End-to-end agent flow

A typical agent diagnostic session looks like this:

USER: "What's wrong with the network?"

AGENT → top_problems(limit=20)
  ← returns 143 problems ranked critical → warning → info
    [
      {"problem_type": "device_down", "severity": "critical",
       "summary": "Device cpn-nashville-cat9k1 is unreachable",
       "related": {"kind": "Device", "name": "cpn-nashville-cat9k1"}},
      {"problem_type": "link_down", "severity": "critical",
       "summary": "WAN_UPLINK johnmi2-MX75 ⇄ Internet is DOWN", ...},
      ...
    ]

AGENT (to user): "I see a critical device-down on cpn-nashville-cat9k1
                 and 8 WAN uplinks down.  Let me check the cat9k1 first."

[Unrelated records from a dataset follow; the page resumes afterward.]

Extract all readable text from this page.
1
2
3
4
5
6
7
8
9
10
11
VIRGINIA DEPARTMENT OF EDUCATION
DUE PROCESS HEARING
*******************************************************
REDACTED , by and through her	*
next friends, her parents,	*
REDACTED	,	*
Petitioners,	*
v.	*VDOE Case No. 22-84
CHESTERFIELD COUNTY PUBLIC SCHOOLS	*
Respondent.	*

AGENT → topology_get(device="cpn-nashville-cat9k1", hops=1)
  ← {device, neighbors, interfaces, vlans, ...}

AGENT → history_get(element_name="cpn-nashville-cat9k1")
  ← {current: "unreachable", flap_state: "stable",
     history: [[1779215363027, "unreachable"]], ...}

AGENT (to user): "It's been unreachable continuously since 2026-05-13.
                 No flapping — this is a longstanding outage, not a
                 fresh failure.  Its neighbour cat9k2 is up, so the
                 path to the rest of the site is fine."

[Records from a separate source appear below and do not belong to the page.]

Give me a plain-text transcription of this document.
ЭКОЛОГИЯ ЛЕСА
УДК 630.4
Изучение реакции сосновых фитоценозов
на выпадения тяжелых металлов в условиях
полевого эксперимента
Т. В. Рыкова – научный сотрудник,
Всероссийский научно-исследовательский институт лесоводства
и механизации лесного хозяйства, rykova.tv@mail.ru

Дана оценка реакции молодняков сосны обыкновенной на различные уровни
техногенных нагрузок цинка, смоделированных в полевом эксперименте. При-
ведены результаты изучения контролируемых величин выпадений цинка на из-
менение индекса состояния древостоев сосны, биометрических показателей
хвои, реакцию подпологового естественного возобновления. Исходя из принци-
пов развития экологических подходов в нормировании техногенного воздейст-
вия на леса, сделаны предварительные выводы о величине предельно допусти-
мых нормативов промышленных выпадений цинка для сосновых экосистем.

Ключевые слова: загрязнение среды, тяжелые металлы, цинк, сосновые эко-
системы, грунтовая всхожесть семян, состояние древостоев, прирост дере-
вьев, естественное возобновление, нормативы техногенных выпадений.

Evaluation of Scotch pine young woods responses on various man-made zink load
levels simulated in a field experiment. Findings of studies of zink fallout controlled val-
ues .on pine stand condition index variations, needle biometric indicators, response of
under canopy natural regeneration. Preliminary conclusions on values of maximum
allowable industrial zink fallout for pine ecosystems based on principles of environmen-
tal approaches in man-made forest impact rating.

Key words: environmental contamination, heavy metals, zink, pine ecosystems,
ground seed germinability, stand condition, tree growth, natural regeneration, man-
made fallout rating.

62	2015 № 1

That entire flow is 3 MCP tool calls. No human had to hand the agent a Cypher query, no agent had to discover the schema by trial and error — every relevant question maps directly to a single single-purpose tool.


Verified scale (as of 0.6.0-dev16)

Against the live development graph:

  • 354 devices inventoried
  • 253 transit edges in the Links view (133 physical · 54 WAN · 70 SD-WAN tunnels)
  • 143 active problems ranked by top_problems
  • 27 MCP tools registered (9 agentic-ops + 18 pre-existing)
  • End-to-end protocol smoke test: JSON-RPC initializenotifications/initializedtools/call top_problems(limit=3) returns 3 of 143 real critical problems in <500 ms.

Roadmap

Things deliberately not yet shipped:

  • MCP auth — bearer token first, OAuth 2.1 later. See the auth section of the MCP reference.
  • stp_state history field — schema is ready (just add another entry to the correlator's _targets list), the connectivity strip will pick it up automatically.
  • Per-interface counters history — currently only the binary oper_status is tracked; util / error rate are point-in-time. Adding sliding-window history for numeric fields would let top_problems flag "slowly degrading errors" before they hit the hard threshold.
  • Cross-element correlation — when both an interface and the BGP session over it go down within seconds, top_problems should collapse them into one root-cause problem with the BGP entry as a consequence. Currently they're listed separately.